Z racji pobytu na turnusie Anię ominęły uroczystości związane z końcem roku w przedszkolu. Za to po powrocie czekały na nią prezenty, dyplom przedszkolaka i album utworzony z prac Ani z całego roku. To był chyba największy prezent zarówno dla Ani jak i rodziców (mamie łezka zakręciła się w oku). Album od kilku dni jest namiętnie wertowany, Ania podczas przeglądania co jakiś czas powtarza „sama”  „dzieci”, co znaczy zrobiłam sama w przedszkolu.
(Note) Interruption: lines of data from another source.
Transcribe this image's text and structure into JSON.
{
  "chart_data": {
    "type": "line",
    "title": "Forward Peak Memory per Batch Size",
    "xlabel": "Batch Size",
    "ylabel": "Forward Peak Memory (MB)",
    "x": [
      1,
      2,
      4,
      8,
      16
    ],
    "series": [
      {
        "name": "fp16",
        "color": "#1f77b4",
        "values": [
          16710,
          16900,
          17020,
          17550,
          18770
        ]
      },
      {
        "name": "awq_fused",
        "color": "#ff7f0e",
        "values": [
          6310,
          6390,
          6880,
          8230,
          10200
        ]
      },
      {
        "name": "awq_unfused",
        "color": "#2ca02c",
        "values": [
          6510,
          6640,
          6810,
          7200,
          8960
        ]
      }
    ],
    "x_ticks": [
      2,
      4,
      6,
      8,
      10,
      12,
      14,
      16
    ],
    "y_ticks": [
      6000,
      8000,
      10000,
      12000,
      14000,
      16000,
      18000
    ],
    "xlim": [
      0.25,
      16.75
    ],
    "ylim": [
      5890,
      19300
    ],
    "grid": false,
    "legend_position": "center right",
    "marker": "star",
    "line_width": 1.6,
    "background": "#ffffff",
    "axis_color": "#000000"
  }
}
Jesteśmy pełni podziwu dla Pań przedszkolanek i wszystkich terapeutów pracujących z Anią. To dzięki nim Ania ledwo co otworzy oczy rano, już krzyczy Tata! Dzieci! i każe się wieść do przedszkola, zawsze z uśmiechem i radością. A jak czasem długo nie może wyjść ze swojej Sali (no bo zanim pożegna się kilka razy ze wszystkimi paniami i dziećmi) może minąć sporo czasu. Wypadałaby napisać kilka słów podsumowania po pierwszym roku pobytu w przedszkolu, bo przecież działo się co niemiara. Dzieci jeździły na hipoterapię, wybierały się na przeróżne wycieczki: do sali zabaw, do sklepu, Palmiarni, Muzeum Chleba, odwiedziły m.in. gabinet dentystyczny i prawdziwe gospodarstwo rolne, a same gościły w przedszkolu kucharza czy górnika. Zdjęcia z wydarzeń można obejrzeć na stronie przedszkola.
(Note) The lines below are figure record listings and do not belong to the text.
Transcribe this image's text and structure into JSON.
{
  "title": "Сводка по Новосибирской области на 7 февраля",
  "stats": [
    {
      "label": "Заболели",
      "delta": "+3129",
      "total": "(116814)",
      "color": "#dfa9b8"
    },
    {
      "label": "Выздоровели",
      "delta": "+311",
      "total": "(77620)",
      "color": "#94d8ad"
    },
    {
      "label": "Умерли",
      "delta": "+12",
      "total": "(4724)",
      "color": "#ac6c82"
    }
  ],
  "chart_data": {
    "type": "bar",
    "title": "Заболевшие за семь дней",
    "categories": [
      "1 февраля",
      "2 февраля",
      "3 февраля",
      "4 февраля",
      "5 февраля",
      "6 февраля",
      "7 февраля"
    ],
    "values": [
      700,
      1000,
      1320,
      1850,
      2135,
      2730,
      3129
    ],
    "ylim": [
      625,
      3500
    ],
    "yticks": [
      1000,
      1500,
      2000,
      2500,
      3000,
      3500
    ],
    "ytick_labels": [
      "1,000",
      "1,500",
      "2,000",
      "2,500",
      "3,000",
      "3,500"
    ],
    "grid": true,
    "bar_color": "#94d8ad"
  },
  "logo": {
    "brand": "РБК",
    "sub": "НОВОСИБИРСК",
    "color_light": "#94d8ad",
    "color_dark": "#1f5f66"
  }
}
 Ania na pewno jest jeszcze śmielsza, kontaktowa, mowa wyraźnie ruszyła do przodu, choć na razie to pojedyncze słowa, ale za to nowe. Jesteśmy przekonani, że Ania jest w dobrych rękach. Skrzydła już rozwinięte, czekamy na wzlot.
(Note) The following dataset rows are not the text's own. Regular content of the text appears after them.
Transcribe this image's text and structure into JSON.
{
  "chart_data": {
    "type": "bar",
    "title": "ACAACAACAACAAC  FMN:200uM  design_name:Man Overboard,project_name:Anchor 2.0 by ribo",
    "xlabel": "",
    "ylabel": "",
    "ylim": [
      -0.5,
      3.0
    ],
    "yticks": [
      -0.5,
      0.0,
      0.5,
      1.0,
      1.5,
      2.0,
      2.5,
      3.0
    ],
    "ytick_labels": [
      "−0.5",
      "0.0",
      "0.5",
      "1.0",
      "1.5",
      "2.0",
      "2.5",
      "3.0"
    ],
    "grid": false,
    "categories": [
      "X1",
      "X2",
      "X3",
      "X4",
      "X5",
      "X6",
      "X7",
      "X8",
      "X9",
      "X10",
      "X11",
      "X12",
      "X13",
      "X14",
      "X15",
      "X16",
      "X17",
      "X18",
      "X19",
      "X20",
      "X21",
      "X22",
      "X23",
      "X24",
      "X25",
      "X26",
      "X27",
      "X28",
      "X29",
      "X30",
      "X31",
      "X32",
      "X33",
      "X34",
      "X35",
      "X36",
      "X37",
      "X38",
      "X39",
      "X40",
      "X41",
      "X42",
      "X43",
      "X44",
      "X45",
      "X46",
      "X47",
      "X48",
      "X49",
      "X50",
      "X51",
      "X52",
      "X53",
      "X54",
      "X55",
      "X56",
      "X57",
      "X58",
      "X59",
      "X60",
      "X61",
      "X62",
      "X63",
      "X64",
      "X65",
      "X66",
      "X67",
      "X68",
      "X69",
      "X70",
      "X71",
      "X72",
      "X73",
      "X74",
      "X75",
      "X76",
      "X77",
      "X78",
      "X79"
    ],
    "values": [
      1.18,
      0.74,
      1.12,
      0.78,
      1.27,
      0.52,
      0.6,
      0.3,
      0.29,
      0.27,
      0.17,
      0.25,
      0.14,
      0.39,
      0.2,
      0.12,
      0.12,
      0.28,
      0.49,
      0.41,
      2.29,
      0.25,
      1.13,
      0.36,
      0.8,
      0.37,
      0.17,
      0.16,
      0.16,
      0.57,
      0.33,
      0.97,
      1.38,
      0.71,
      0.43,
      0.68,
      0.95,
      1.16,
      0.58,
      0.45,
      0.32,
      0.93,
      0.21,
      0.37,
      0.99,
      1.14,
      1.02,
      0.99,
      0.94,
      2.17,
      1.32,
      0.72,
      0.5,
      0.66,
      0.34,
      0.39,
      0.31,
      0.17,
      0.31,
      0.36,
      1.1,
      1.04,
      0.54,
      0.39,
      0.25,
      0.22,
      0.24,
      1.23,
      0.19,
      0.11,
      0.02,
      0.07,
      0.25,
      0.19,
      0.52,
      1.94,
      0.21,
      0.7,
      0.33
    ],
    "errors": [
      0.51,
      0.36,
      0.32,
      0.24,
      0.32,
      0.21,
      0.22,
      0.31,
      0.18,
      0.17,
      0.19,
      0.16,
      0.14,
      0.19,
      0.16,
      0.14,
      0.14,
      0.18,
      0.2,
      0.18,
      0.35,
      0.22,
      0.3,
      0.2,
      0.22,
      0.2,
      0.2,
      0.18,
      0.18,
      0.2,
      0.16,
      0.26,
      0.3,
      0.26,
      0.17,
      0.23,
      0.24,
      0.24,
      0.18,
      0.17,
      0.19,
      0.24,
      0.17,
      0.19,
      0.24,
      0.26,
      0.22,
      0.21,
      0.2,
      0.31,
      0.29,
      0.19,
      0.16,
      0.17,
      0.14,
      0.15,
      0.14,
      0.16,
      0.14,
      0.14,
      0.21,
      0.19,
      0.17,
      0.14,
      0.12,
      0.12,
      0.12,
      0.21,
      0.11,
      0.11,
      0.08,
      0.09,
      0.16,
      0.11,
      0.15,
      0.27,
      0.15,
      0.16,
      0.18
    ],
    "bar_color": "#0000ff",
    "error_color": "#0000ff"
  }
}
Jesteśmy wdzięczni za godziny spędzone z Anią nad talerzem podczas posiłków (panie nie chcą ujawniać swoich tajemnic, mama wciąż nie wie, jak to robią, ale Zazul w przedszkolu je!), za ogromną dozę wyrozumiałości, cierpliwości i pogodę ducha, za słowa wsparcia i dużo troski o Anię. Szczególne podziękowania kierujemy do wychowawczyni Ani - wspaniałej Pani Gosiu, której z racji zmiany pracy (z tą wizją dopiero się oswajamy i za co nieco się gniewamy) w przyszłym roku nie zobaczymy.